Hal ini menjadi kontraindikasi pada pasien yang memiliki penyakit seperti infark
miokard atau penyakit obstruksi paru kronik. Kepribadian dan suasana hati seseorang
digambarkan melalui postur dan gerakan otot yang tergantung pada ukuran skeletal
dan perkembangan otot skeletal. Koordinasi dan pengaturan kelompok otot tergantung
tonus otot dan aktivitas dari otot yang berlawanan, sinergis, dan otot yang melawan
gravitasi. Tonus otot sendiri merupakan suatu keadaan tegangan otot yang seimbang.
Kontraksi dan relaksasi yang bergantian melalui kerja otot dapat mempertahankan
ketegangan. Immobilisasi menyebabkan aktivitas dan tonus otot menjadi berkurang.
Rangka pendukung tubuh yang terdiri dari empat tipe tulang, seperti panjang, pendek,
pipih, dan irreguler disebut skeletal. Sistem skeletal berfungsi dalam pergerakan,
melindungi organ vital, membantu mengatur keseimbangan kalsium, berperan dalam
pembentukan sel darah merah (Potter dan Perry, 2012).
Pengaruh imobilisasi yang cukup lama akan terjadi respon fisiologis pada
sistem otot rangka. Respon fisiologis tersebut berupa gangguan mobilisasi permanen
yang menjadikan keterbatasan mobilisasi. Keterbatasan mobilisasi akan
mempengaruhi daya tahan otot sebagai akibat dari penurunan masa otot, atrofi dan
stabilitas. Pengaruh otot akibat pemecahan protein akan mengalami kehilangan masa
tubuh yang terbentuk oleh sebagian otot. Oleh karena itu, penurunan masa otot tidak
mampu mempertahankan aktivitas tanpa peningkatan kelelahan. Selain itu, juga
terjadi gangguan pada metabolisme kalsium dan mobilisasi sendi. Jika kondisi otot
tidak dipergunakan atau karena pembebanan yang kurang, maka akan terjadi atrofi
otot. Otot yang tidak mendapatkan pembebanan akan meningkatkan produksi Cu, Zn.
Superoksida Dismutase yang menyebabkan kerusakan, ditambah lagi dengan
menurunya catalase, glutathioneperoksidase, dan mungkin Mn, superoksida
dismutase, yaitu sistem yang akan memetabolisme kelebihan ROS. ROS
menyebabkan peningkatan kerusakan protein, menurunnya ekspresi myosin, dan
peningkatan espresi komponen jalur ubiquitine proteolitik proteosome. Jika otot tidak
digunakan selama beberapa hari atau minggu, maka kecepatan penghancuran protein
kontraktil otot (aktin dan myosin) lebih tinggi dibandingkan pembentukkannya,
sehingga terjadi penurunan protein kontraktil otot dan terjadi atrofi otot.
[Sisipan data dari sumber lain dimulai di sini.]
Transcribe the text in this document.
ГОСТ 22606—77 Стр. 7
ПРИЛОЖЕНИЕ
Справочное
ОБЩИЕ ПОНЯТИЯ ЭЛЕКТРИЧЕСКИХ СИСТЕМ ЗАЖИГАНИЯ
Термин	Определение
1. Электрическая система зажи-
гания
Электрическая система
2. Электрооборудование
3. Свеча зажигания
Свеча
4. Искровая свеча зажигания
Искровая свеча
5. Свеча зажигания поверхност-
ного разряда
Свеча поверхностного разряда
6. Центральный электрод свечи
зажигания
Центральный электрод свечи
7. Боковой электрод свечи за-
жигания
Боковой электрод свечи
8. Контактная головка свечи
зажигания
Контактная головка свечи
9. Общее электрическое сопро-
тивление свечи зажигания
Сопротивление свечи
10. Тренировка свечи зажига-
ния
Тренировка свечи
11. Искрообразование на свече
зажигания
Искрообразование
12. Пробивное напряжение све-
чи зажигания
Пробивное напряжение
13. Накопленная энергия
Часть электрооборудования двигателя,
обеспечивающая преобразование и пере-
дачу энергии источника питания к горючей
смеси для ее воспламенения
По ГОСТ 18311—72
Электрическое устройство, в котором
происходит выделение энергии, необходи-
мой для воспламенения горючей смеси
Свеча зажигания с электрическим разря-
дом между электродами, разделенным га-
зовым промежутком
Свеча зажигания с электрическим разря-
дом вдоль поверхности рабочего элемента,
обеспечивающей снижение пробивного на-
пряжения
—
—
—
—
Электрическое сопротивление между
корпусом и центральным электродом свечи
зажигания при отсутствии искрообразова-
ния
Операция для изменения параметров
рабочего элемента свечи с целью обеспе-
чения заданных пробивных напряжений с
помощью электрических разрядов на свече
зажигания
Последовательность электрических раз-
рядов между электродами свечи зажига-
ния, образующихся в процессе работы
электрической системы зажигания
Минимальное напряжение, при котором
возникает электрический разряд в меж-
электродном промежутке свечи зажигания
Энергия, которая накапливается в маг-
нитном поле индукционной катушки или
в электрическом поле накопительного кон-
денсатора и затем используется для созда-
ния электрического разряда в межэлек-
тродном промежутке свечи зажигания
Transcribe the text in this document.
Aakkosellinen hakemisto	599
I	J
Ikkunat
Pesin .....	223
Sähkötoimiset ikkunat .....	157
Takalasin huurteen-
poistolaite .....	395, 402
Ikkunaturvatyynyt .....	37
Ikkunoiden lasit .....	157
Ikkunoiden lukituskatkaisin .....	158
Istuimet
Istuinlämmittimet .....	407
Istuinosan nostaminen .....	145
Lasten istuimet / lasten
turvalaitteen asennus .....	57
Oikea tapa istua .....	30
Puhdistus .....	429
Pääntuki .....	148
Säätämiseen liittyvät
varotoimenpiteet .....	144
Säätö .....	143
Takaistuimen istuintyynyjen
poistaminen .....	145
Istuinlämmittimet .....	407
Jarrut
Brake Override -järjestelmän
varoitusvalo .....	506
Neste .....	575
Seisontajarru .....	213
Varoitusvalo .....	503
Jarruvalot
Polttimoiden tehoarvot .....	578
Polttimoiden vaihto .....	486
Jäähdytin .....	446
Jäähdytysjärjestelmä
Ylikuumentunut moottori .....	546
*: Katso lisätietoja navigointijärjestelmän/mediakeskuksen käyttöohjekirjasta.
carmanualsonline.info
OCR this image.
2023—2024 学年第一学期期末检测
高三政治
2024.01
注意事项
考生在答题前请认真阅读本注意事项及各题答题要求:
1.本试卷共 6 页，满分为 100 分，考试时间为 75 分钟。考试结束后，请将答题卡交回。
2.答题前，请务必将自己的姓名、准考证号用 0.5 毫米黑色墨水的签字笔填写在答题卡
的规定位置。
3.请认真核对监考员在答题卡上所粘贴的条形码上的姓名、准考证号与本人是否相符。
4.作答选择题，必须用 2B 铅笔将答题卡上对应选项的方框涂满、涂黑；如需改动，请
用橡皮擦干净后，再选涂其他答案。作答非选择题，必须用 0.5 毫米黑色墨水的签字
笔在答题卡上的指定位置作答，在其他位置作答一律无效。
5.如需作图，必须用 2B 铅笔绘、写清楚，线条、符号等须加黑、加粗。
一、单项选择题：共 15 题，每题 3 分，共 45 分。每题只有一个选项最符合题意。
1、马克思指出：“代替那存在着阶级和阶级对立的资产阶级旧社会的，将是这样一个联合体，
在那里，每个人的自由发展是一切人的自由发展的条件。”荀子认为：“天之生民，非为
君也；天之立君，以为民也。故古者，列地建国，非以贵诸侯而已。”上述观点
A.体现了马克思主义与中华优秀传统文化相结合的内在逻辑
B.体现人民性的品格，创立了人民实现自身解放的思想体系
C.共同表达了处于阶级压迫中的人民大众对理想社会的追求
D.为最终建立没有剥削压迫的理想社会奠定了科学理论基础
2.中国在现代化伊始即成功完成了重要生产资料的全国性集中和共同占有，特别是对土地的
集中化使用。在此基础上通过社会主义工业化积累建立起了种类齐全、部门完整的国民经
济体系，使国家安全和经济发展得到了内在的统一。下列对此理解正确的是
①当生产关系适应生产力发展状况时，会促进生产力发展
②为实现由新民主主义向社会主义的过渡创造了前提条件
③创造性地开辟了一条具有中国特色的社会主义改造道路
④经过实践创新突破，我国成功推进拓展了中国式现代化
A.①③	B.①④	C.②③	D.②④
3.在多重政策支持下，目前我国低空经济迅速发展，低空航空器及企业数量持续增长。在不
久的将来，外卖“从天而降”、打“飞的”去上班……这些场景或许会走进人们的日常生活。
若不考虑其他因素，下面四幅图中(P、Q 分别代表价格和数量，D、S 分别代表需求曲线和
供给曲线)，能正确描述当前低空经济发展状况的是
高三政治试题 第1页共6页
Terjadinya
atrofi otot dikarenakan serabut-serabut otot tidak berkontraksi dalam waktu yang
cukup lama sehingga perlahan akan mengecil dimana terjadi perubahan antara serabut
otot dan jaringan fibrosa. Tahapan terjadinya atrofi otot dimulai dengan berkurangnya
tonus otot. Hal ini myostatin menyebabkan atrofi otot melalui penghambatan pada
proses translasi protein sehingga menurunkan kecepatan sintesis protein. NF-κB
menginduksi atrofi dengan aktivasi transkripsi dan ubiquinasi protein. Jika otot tidak
digunakan menyebabkan peningkatan aktivitas transkripsi dari NF-κB. Reactive
Oxygen Species (ROS) pada otot yang mengalami atrofi. Atrofi pada otot ditandai
dengan berkurangnya protein pada sel otot, diameter serabut, produksi kekuatan, dan
ketahanan terhadap kelelahan. Jika suplai saraf pada otot tidak ada, sinyal untuk
kontraksi menghilang selama 2 bulan atau lebih, akan terjadi perubahan degeneratif
pada otot yang disebut dengan atrofi degeneratif. Pada akhir tahap atrofi degeneratif
terjadi penghancuran serabut otot dan digantikan oleh jaringan fibrosa dan lemak.
Bagian serabut otot yang tersisa adalah membran sel dan nukleus tanpa disertai
dengan protein kontraktil. Kemampuan untuk meregenerasi myofibril akan menurun.
Jaringan fibrosa yang terjadi akibat atrofi degeneratif juga memiliki kecenderungan
untuk memendek yang disebut dengan kontraktur (Kandarian (dalam Rohman,
2019)).

E. Tanda gejala
Adapun tanda dan gejala pada gangguan mobilitas fisik menurut Tim Pokja
SDKI DPP PPNI (2017) yaitu :
1. Tanda dan gejala mayor
Tanda dan gejala mayor subjektif dari gangguan mobilitas fisik, yaitu mengeluh
sulit menggerakkan ekstremitas. Kemudian, untuk tanda dan gejala mayor
objektifnya, yaitu kekuatan otot menurun, dan rentang gerak menurun
2. Tanda dan gejala minor
Tanda dan gejala minor subjektif dari gangguan mobilitas fisik, yaitu nyeri saat
bergerak, enggan melakukan pergerakan, dan merasa cemas saat bergerak.
Kemudian, untuk tanda dan gejala minor objektifnya, yaitu sendi kaku, gerakan
tidak terkoordinasi, gerakan terbatas, dan fisik lemah.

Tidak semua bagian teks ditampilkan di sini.